Merci au rapporteur Herbert Dorfmann, ainsi qu’aux rapporteurs fictifs pour la qualité de leurs travaux.

Bon nombre d’éléments sont contenus dans ce rapport, qu’il s’agisse de la sécurisation du revenu des agriculteurs, de la position de l’agriculture dans les accords de libre-échange ou encore de la réorientation de l’agriculture afin qu’elle prenne en compte les aspects environnementaux et climatiques de la biodiversité. Tout y est. J’ose espérer seulement que vous aurez le temps de lire le contenu de ce rapport avant vendredi, puisqu’il semblerait que c’est vendredi que vous allez nous proposer votre texte législatif, même si je regrette que vous le proposiez d’abord à la presse, ensuite au Conseil et, enfin, au Parlement européen.
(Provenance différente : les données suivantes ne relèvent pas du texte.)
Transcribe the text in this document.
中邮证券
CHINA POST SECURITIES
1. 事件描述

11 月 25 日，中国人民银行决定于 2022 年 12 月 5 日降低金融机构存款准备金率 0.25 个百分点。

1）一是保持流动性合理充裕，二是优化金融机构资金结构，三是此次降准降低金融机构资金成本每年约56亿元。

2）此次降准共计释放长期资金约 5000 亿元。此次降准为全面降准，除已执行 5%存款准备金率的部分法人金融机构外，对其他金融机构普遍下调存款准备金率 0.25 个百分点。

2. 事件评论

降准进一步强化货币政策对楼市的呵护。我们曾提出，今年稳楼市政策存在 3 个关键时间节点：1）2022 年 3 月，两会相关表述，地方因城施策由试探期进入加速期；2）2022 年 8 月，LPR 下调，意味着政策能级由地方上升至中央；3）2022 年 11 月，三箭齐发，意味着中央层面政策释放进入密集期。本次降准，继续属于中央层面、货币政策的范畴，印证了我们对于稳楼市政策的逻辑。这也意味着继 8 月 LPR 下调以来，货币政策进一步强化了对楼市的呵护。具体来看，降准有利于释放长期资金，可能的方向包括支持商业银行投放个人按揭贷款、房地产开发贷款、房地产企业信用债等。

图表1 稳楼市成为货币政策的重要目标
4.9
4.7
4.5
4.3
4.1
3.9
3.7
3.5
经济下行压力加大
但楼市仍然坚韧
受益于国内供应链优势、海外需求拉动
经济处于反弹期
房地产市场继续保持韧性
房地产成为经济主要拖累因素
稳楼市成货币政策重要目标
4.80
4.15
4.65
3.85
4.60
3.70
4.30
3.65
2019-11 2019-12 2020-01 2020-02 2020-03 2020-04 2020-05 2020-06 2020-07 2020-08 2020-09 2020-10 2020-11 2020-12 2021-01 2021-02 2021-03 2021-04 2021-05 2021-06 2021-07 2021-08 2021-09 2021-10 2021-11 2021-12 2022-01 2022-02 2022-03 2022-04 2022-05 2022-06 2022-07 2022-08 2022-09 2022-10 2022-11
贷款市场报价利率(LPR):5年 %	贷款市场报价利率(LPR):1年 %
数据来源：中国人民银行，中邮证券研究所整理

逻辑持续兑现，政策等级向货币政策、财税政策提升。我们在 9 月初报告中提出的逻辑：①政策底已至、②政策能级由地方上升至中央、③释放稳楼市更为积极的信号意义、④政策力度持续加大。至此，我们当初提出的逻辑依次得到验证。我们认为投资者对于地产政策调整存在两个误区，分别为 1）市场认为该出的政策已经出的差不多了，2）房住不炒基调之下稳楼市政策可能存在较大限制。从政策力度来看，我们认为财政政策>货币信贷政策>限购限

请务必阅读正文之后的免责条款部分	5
Mais telle est votre vision de la démocratie.

Je tiens à vous dire qu’il s’agit d’étudier avec beaucoup de précision le contenu de ce rapport, dans un cadre budgétaire non pas de moins 5 %, comme vous nous l’avez répété, mais de moins 25 % pour le second pilier et d’au moins 14 % pour les paiements directs aux agriculteurs. Parce qu’il faut qu’on raisonne en euros constants et qu’on soit très précis sur cette question en particulier.